Autrement dit le gouvernement et la majorité parlementaire pourront décider de ratifier  le moment venu l’éventuel traité d’adhésion de la Turquie sans recourir à un référendum.

Insistons-y pour que les choses soient bien claires : par la duplicité de M. Sarkozy, non seulement les négociations avec la Turquie continuent de plus belle (nous y reviendrons dans un prochain article), mais les électeurs ont été privés de la garantie du référendum que leur avait donnée M. Chirac.

  • Et 5 sénateurs de plus au compteur… !

L’UMP et le PS s’entendent pour procéder, en douce et à tour de rôle, à une augmentation continue du nombre de sièges de députés et sénateurs. En 1985, au motif que l’adoption du scrutin proportionnel aux législatives de l’année suivante allait permettre à de nouveaux courants de disposer de députés, les socialistes ont fait passer le nombre des députés de 491 à 577. Dès les législatives suivantes, le scrutin est redevenu majoritaire… sans pour autant que le nombre des députés ait été ramené à l’étiage initial.

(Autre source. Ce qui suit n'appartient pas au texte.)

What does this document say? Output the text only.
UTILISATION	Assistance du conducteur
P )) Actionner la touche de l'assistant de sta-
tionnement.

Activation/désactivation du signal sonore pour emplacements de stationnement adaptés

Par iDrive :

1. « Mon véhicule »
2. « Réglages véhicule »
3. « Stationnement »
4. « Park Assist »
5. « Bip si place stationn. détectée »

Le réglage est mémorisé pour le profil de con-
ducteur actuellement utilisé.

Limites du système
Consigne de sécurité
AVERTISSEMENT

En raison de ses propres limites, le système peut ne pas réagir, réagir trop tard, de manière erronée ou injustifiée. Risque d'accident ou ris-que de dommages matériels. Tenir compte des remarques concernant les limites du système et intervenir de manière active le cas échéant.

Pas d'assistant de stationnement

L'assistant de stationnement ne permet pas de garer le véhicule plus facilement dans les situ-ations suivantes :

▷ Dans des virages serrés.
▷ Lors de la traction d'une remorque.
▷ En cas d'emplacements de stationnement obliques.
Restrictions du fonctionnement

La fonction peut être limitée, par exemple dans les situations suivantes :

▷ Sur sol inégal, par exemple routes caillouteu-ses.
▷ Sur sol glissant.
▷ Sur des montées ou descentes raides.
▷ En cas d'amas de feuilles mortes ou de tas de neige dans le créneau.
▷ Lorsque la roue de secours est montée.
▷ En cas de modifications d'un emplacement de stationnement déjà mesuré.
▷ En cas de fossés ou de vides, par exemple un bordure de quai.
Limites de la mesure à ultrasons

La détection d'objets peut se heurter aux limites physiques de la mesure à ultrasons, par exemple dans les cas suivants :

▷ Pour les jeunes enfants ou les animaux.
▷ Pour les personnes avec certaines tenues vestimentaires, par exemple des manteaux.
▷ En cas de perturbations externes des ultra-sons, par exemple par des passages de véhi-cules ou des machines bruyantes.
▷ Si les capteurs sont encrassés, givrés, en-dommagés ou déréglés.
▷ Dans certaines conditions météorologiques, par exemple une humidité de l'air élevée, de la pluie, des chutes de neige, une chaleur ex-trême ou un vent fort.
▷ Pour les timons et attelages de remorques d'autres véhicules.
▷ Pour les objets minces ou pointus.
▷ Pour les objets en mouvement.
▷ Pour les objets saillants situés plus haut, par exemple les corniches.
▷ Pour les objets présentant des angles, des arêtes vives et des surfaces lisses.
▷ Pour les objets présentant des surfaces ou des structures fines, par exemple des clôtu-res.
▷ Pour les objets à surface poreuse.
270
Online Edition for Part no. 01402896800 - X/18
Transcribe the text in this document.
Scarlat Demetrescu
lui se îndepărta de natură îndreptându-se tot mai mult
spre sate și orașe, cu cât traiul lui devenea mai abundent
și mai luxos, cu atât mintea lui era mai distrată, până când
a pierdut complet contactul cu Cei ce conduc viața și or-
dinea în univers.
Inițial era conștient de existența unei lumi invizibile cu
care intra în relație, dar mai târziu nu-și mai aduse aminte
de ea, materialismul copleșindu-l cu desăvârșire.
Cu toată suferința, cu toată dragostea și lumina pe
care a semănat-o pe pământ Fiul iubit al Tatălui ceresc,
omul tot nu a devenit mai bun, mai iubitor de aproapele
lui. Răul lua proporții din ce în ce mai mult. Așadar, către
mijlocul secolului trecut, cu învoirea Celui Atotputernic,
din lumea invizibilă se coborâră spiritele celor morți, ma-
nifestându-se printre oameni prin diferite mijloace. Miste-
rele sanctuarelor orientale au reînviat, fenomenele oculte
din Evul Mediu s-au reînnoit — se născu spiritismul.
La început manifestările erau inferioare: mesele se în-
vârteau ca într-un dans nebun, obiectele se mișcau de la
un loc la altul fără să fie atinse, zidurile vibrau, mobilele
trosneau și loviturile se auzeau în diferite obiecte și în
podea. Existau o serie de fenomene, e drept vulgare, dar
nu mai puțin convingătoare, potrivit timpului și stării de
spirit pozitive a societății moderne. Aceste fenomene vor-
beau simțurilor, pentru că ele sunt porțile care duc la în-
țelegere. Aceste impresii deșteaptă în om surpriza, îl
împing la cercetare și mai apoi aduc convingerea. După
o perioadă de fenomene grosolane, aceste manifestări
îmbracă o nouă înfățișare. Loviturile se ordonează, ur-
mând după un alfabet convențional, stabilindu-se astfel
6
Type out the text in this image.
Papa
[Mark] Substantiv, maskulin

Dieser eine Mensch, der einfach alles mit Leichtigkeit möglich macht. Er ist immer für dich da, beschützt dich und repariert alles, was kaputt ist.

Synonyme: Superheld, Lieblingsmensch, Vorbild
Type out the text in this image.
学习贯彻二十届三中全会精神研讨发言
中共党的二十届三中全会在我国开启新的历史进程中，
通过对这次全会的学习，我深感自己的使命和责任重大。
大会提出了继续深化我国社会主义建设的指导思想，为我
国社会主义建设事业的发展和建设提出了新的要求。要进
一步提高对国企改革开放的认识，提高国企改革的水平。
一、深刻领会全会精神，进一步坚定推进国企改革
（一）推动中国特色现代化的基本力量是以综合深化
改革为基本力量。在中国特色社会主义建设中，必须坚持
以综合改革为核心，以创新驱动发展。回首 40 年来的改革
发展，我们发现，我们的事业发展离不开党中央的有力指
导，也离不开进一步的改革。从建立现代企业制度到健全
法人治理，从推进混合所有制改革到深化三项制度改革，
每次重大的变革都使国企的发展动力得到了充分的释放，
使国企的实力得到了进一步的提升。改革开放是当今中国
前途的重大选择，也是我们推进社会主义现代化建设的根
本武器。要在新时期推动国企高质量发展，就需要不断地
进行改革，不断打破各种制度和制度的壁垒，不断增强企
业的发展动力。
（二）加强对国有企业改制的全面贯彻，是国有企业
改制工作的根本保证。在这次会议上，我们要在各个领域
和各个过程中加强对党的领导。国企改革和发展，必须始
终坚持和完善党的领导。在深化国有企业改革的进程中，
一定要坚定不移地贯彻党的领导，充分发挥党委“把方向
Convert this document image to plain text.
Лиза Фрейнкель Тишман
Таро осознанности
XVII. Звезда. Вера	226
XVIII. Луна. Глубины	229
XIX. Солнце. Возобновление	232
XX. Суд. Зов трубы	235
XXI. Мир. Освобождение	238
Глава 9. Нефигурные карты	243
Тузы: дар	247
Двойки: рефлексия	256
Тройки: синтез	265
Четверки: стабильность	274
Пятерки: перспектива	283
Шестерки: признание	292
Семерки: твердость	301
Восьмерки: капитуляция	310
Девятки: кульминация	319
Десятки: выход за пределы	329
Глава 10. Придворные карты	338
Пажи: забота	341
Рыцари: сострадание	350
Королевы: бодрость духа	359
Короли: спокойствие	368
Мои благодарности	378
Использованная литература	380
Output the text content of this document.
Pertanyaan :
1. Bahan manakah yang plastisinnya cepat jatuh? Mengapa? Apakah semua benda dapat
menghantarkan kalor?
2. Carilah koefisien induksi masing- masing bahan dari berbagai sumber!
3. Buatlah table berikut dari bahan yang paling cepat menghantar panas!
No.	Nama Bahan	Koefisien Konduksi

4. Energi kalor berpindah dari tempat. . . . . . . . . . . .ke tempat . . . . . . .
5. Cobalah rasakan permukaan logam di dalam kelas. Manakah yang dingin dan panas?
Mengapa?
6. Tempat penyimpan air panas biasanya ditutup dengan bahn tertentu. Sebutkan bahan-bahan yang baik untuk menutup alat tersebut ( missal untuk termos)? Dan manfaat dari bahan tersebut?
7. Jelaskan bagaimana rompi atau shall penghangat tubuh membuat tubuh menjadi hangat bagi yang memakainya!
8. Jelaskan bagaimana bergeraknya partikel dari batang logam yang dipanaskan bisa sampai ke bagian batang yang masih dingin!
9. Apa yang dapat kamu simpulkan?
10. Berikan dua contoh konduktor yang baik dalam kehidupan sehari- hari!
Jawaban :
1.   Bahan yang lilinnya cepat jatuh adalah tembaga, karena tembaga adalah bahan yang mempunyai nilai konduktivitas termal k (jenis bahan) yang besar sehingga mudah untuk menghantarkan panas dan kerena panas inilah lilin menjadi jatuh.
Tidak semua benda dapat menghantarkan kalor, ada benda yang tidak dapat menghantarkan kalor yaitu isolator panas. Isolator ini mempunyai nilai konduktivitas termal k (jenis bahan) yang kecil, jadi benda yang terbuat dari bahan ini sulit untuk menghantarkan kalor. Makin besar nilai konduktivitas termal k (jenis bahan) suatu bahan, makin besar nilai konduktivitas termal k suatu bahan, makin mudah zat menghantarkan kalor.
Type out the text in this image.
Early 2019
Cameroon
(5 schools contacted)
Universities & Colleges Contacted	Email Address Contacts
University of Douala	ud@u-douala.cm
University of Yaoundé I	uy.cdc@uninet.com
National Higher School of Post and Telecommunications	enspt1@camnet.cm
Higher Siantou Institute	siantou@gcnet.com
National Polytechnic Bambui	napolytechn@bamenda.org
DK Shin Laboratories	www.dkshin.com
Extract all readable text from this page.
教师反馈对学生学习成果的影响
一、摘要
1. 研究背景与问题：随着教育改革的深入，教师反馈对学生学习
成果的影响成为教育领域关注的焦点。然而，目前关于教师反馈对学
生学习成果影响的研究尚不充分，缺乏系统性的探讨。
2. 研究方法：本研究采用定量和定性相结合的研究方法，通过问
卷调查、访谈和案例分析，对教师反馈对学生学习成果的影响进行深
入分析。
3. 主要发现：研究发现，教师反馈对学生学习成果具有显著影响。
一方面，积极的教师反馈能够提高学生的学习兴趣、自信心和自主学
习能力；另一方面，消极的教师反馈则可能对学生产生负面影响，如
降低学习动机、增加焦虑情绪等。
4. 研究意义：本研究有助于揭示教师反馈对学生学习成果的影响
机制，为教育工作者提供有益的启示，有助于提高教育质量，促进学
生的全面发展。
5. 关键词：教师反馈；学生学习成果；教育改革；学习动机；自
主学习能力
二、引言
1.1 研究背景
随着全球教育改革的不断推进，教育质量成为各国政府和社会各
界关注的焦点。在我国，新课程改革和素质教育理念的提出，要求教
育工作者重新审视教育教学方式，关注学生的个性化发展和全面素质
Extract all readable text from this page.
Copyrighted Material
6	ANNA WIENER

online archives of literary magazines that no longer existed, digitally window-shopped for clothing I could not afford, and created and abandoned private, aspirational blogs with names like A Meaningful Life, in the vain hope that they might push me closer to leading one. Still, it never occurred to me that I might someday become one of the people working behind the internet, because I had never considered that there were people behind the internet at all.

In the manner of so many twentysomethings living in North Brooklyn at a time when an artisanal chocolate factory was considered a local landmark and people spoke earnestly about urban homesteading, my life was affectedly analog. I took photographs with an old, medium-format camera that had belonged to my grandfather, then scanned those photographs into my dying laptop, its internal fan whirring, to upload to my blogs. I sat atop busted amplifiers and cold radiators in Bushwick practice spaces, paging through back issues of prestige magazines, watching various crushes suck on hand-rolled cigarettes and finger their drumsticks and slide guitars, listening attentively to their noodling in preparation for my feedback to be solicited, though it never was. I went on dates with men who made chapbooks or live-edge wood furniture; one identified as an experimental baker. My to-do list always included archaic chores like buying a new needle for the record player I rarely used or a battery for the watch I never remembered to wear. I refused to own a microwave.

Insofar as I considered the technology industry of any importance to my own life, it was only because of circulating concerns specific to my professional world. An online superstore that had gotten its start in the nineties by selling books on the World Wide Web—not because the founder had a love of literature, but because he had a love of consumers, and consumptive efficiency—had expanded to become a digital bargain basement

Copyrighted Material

L’UMP et le PS n’ont pas laissé les sénateurs en reste. Sous le prétexte cette fois de l’augmentation de la population, leur nombre est discrètement accru à l’occasion de chaque élection sénatoriale. Il est ainsi passé depuis 2004 de 316 à 348, soit 32 sièges en plus. A noter que la loi de 2003 prévoyant cette augmentation progressive du nombre des sénateurs avait été adoptée, le … 30 juillet, moment propice aux décisions de ce genre.

M. Sarkozy a apporté sa pierre à cette politique de création d’emplois, louable certes en période de chômage massif : 5 sièges de sénateurs supplémentaires ont été introduits en 2011 (mais, soyons honnêtes, la décision avait été prise en 2003).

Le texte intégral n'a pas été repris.